Which brings me to ULS alumni Duncan McMillan. Back in the early 1990’s when Duncan was a junior in high school, he was part of the planning committee for the Prom. Duncan wanted to have a “Blues Music” themed prom. I mentioned to him that I knew the “PazMan” and could inquire whether his band would be available to be the live entertainment. The Motor City Blues Project played the Prom and we didn’t see Duncan the whole night because he was hanging out backstage and getting to know the band. Fast forward a few years, and Duncan, like Chris Codish, would be the keyboardist for Mark’s band when Chris wasn’t available. If it weren’t for Duncan, I probably wouldn’t be the “PazWoman.” Duncan plays more jazz then blues these days, and can be found around town tinkling the ivories. I often see Duncan’s name on the venue at the Dirty Dog Jazz Café on Mack. I couldn’t be more proud of him.

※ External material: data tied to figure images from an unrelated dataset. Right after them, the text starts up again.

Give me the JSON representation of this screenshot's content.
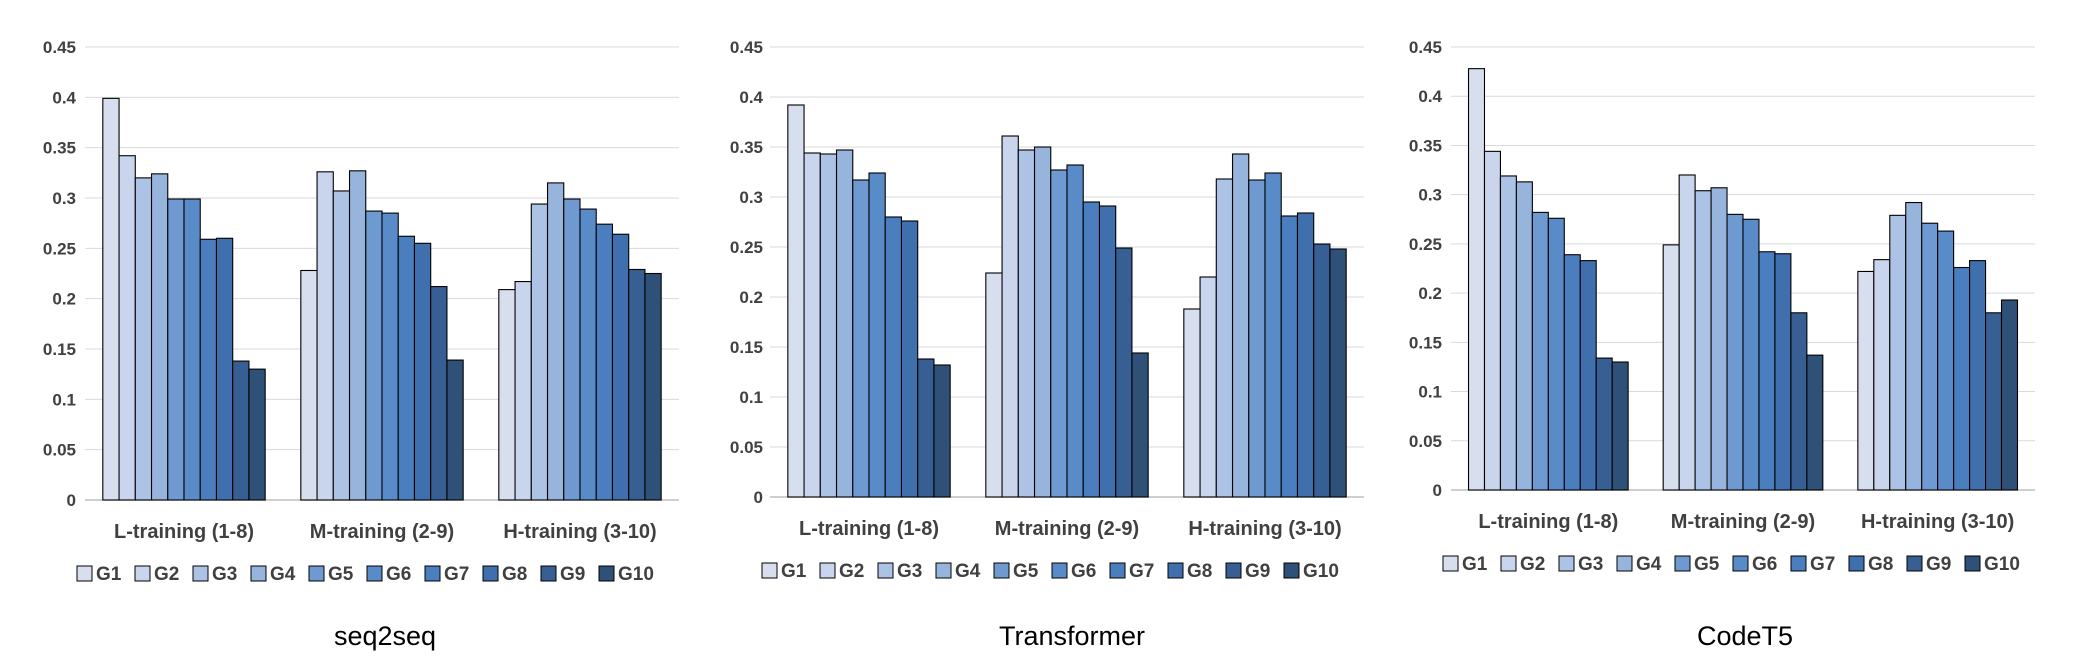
{
  "chart_data": [
    {
      "type": "bar",
      "caption": "seq2seq",
      "categories": [
        "L-training (1-8)",
        "M-training (2-9)",
        "H-training (3-10)"
      ],
      "ylim": [
        0,
        0.45
      ],
      "yticks": [
        "0",
        "0.05",
        "0.1",
        "0.15",
        "0.2",
        "0.25",
        "0.3",
        "0.35",
        "0.4",
        "0.45"
      ],
      "grid": true,
      "legend_position": "bottom",
      "series": [
        {
          "name": "G1",
          "values": [
            0.399,
            0.228,
            0.209
          ]
        },
        {
          "name": "G2",
          "values": [
            0.342,
            0.326,
            0.217
          ]
        },
        {
          "name": "G3",
          "values": [
            0.32,
            0.307,
            0.294
          ]
        },
        {
          "name": "G4",
          "values": [
            0.324,
            0.327,
            0.315
          ]
        },
        {
          "name": "G5",
          "values": [
            0.299,
            0.287,
            0.299
          ]
        },
        {
          "name": "G6",
          "values": [
            0.299,
            0.285,
            0.289
          ]
        },
        {
          "name": "G7",
          "values": [
            0.259,
            0.262,
            0.274
          ]
        },
        {
          "name": "G8",
          "values": [
            0.26,
            0.255,
            0.264
          ]
        },
        {
          "name": "G9",
          "values": [
            0.138,
            0.212,
            0.229
          ]
        },
        {
          "name": "G10",
          "values": [
            0.13,
            0.139,
            0.225
          ]
        }
      ]
    },
    {
      "type": "bar",
      "caption": "Transformer",
      "categories": [
        "L-training (1-8)",
        "M-training (2-9)",
        "H-training (3-10)"
      ],
      "ylim": [
        0,
        0.45
      ],
      "yticks": [
        "0",
        "0.05",
        "0.1",
        "0.15",
        "0.2",
        "0.25",
        "0.3",
        "0.35",
        "0.4",
        "0.45"
      ],
      "grid": true,
      "legend_position": "bottom",
      "series": [
        {
          "name": "G1",
          "values": [
            0.392,
            0.224,
            0.188
          ]
        },
        {
          "name": "G2",
          "values": [
            0.344,
            0.361,
            0.22
          ]
        },
        {
          "name": "G3",
          "values": [
            0.343,
            0.347,
            0.318
          ]
        },
        {
          "name": "G4",
          "values": [
            0.347,
            0.35,
            0.343
          ]
        },
        {
          "name": "G5",
          "values": [
            0.317,
            0.327,
            0.317
          ]
        },
        {
          "name": "G6",
          "values": [
            0.324,
            0.332,
            0.324
          ]
        },
        {
          "name": "G7",
          "values": [
            0.28,
            0.295,
            0.281
          ]
        },
        {
          "name": "G8",
          "values": [
            0.276,
            0.291,
            0.284
          ]
        },
        {
          "name": "G9",
          "values": [
            0.138,
            0.249,
            0.253
          ]
        },
        {
          "name": "G10",
          "values": [
            0.132,
            0.144,
            0.248
          ]
        }
      ]
    },
    {
      "type": "bar",
      "caption": "CodeT5",
      "categories": [
        "L-training (1-8)",
        "M-training (2-9)",
        "H-training (3-10)"
      ],
      "ylim": [
        0,
        0.45
      ],
      "yticks": [
        "0",
        "0.05",
        "0.1",
        "0.15",
        "0.2",
        "0.25",
        "0.3",
        "0.35",
        "0.4",
        "0.45"
      ],
      "grid": true,
      "legend_position": "bottom",
      "series": [
        {
          "name": "G1",
          "values": [
            0.428,
            0.249,
            0.222
          ]
        },
        {
          "name": "G2",
          "values": [
            0.344,
            0.32,
            0.234
          ]
        },
        {
          "name": "G3",
          "values": [
            0.319,
            0.304,
            0.279
          ]
        },
        {
          "name": "G4",
          "values": [
            0.313,
            0.307,
            0.292
          ]
        },
        {
          "name": "G5",
          "values": [
            0.282,
            0.28,
            0.271
          ]
        },
        {
          "name": "G6",
          "values": [
            0.276,
            0.275,
            0.263
          ]
        },
        {
          "name": "G7",
          "values": [
            0.239,
            0.242,
            0.226
          ]
        },
        {
          "name": "G8",
          "values": [
            0.233,
            0.24,
            0.233
          ]
        },
        {
          "name": "G9",
          "values": [
            0.134,
            0.18,
            0.18
          ]
        },
        {
          "name": "G10",
          "values": [
            0.13,
            0.137,
            0.193
          ]
        }
      ]
    }
  ],
  "colors": {
    "series": [
      "#d7dfef",
      "#c8d5ec",
      "#adc3e5",
      "#97b4dc",
      "#6f9ad1",
      "#5a8bc9",
      "#4b7ebf",
      "#3f70ad",
      "#375f93",
      "#2f5177"
    ],
    "grid": "#d9d9d9",
    "axis": "#bfbfbf",
    "bar_outline": "#000000"
  }
}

Later in my career, I had the pleasure of teaching Cora Smith. Cora was a gifted photographer and I hoped when she went to college she would follow in Cybelle’s footsteps but instead she found her way to my first love, clay. Cora has been directly involved in the Little Traverse Tileworks in Petoskey for a number of years. She is their main productionist and designs tiles with Michigan themes. If it weren’t for the Covid virus, I had convinced Cora to travel South, and be our Hoag-Bickett Artist in Residence this fall. Since we can’t have outside visitors on campus, we will keep Cora lined up to visit with us as soon as it can be safely done.

Talking about alumni artists, I have to also include our Josh Moulton in the fold. Josh has a successful painting studio and gallery in Chicago. When Josh was our student he was already an accomplished painter. He went to college at Lake Forest and never left the Chicago area after graduating. Luckily we get to see Josh once in a while because his mom, and my friend, Amy, still lives in the area.

My biggest surprises happened when I learned that Autwan DeLaun Fuller, class of 1993, and William L. Watson, class of 1997, are both owners and operators of photography studios! They photograph weddings, events, and can be found on Facebook. I ran into both of them at an event Erica Denham, class of 1995, put together to honor the memory of her brother, alumni Kyle Denham.

Karen R Katanick is Upper School Art and Art History faculty at University Liggett School, inspiring young artists in her 33rd year of teaching at our school. We are proud to offer an educational experience, under Karen’s care and leadership, that inspires lives of creative passion and pursuit.